In contrast, Polis has walked his COVID-19 talk — at least as far as the general public can tell. He wore masks long before it was cool, hasn't visited his seventy-something parents in person for months, has done far more ordering out from restaurants than dining in public, and has followed strict safety measures during his travels around the state during the summer and fall. But none of these actions prevented him from being infected, as he acknowledged late on November 28.

"Earlier this evening, [First Gentleman Marlon Reis] and I found out that we have both tested positive for COVID-19," Polis wrote. "We are currently asymptomatic, feeling well and in good spirits."

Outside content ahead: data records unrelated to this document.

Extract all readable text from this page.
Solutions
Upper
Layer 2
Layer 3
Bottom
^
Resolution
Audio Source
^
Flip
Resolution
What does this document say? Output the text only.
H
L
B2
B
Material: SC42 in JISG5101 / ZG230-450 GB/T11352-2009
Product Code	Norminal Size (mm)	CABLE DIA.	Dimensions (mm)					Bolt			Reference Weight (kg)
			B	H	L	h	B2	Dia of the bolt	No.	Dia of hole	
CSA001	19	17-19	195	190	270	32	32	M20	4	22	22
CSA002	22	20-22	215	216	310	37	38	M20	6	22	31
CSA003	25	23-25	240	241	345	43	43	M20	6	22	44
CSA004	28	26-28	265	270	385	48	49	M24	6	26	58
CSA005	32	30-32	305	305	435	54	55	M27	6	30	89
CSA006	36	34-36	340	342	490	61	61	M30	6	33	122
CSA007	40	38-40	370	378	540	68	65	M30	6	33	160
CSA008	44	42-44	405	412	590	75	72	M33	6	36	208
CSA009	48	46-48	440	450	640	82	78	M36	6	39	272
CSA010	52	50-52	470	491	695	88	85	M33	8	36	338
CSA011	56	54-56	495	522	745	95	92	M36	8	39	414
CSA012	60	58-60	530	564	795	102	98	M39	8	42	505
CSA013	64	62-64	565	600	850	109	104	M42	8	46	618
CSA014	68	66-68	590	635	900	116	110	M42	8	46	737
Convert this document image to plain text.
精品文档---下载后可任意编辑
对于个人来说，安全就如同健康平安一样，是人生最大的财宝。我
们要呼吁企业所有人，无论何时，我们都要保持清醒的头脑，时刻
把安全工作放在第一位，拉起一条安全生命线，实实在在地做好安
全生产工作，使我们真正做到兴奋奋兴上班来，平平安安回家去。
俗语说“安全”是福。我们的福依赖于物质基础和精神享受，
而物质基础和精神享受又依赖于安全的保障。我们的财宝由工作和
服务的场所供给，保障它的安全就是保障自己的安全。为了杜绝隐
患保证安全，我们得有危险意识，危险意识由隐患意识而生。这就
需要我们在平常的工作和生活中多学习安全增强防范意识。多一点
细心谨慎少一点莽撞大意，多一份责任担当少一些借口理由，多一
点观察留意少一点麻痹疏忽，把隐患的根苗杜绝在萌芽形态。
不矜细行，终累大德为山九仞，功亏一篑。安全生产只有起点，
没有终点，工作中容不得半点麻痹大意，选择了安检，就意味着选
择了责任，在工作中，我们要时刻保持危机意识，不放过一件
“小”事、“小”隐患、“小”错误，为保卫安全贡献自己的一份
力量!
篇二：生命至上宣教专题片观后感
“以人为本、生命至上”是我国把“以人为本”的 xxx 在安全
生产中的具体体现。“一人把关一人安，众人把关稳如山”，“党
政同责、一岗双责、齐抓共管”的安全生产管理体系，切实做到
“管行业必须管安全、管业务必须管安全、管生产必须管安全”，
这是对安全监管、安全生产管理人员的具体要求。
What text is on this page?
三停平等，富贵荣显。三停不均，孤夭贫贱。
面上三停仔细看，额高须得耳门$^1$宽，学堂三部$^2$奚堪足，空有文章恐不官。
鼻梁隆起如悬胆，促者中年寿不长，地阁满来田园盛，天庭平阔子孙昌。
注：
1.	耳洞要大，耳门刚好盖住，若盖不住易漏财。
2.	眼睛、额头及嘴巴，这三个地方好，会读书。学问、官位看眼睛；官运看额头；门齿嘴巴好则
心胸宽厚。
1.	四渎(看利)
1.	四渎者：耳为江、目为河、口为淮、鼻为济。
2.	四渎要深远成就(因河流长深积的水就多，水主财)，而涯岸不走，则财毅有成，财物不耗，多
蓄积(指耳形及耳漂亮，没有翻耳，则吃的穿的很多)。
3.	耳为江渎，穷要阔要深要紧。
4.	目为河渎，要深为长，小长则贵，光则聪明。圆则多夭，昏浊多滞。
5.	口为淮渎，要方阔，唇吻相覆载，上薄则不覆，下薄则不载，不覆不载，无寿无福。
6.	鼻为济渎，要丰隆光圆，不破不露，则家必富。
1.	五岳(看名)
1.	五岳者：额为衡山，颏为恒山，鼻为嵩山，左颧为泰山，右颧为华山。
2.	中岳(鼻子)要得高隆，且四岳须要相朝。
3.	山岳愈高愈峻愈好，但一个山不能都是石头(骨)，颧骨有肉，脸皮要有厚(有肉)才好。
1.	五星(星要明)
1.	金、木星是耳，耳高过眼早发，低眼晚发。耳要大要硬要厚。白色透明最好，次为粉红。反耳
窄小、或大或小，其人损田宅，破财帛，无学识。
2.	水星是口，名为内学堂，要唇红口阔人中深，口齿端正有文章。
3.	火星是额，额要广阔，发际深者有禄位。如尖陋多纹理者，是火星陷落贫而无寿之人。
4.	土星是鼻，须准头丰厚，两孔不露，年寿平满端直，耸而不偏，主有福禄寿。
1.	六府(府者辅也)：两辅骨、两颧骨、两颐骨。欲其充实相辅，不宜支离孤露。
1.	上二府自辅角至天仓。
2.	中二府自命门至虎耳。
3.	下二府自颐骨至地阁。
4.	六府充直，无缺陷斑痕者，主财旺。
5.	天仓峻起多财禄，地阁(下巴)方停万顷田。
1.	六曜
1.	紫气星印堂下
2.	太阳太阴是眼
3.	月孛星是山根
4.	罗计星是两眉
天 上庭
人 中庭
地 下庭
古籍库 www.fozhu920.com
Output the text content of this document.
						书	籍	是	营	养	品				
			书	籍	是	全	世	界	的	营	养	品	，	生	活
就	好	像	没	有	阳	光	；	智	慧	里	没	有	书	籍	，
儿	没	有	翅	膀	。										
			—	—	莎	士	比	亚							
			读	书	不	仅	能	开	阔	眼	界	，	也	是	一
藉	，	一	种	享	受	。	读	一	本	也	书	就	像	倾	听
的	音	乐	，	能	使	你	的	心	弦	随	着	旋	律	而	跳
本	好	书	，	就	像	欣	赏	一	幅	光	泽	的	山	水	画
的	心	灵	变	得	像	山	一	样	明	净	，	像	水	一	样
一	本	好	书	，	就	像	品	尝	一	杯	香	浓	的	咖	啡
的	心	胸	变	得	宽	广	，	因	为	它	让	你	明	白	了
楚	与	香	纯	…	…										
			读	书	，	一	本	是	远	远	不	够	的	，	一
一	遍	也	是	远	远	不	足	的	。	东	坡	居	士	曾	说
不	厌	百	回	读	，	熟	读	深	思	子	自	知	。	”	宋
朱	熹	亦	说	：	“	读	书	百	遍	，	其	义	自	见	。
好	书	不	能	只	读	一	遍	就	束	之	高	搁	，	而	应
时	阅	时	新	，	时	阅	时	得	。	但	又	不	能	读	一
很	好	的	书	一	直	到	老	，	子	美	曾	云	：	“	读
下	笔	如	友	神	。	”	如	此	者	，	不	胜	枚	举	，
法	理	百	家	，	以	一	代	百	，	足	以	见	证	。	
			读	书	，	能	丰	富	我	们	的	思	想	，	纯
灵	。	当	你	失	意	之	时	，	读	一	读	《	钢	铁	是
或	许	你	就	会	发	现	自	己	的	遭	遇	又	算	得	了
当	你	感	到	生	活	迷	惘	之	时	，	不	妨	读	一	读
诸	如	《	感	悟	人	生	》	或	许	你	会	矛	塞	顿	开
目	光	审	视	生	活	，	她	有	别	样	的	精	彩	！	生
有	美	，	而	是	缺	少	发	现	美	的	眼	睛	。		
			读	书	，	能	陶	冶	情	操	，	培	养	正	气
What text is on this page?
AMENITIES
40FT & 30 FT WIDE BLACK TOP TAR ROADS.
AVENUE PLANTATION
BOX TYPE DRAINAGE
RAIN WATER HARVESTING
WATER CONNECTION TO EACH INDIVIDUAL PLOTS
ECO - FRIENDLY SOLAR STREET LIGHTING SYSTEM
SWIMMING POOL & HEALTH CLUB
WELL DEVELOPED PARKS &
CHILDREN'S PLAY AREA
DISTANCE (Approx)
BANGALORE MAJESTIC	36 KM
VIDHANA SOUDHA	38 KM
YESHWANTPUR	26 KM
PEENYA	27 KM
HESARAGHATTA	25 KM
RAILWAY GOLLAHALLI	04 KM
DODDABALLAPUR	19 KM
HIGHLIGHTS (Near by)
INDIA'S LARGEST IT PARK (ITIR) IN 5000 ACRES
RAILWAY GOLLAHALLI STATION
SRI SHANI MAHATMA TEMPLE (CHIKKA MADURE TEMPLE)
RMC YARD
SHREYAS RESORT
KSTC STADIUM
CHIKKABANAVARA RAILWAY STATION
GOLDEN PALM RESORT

The diagnosis persuaded him that "it doesn’t matter who you are or what you do — no one is immune from this virus," he continued. "Now is the time to be more cautious than ever before. There is more of the virus circulating across the country, including in Colorado, now than there even was in the spring. While we isolate and follow the proper protocols, I will continue serving our great state as long as I am able to, and doing everything I can to help protect the health and safety of Coloradans. I urge all Coloradans to wear a face mask in public, stay at least six feet away from others, and avoid all social interactions with those outside your household. If you are experiencing any symptoms or believe you might have been exposed, get a quick, free and easy test. Visit covid19.colorado.gov/testing to find a testing site near you. We’re all in this together, Colorado. And though the light may be at the end of the tunnel, we must do everything we can to protect ourselves and our loved ones."

Unless footage surfaces of Polis partying mask-free on the deck of a crowded yacht, his reputation shouldn't take a hit because of these revelations. Indeed, his diagnosis serves as a reminder that the COVID-19 situation in Colorado is more serious than ever before, and even the most cautious approaches aren't guaranteed to work.

That's a sobering lesson we all need to learn — Hancock included.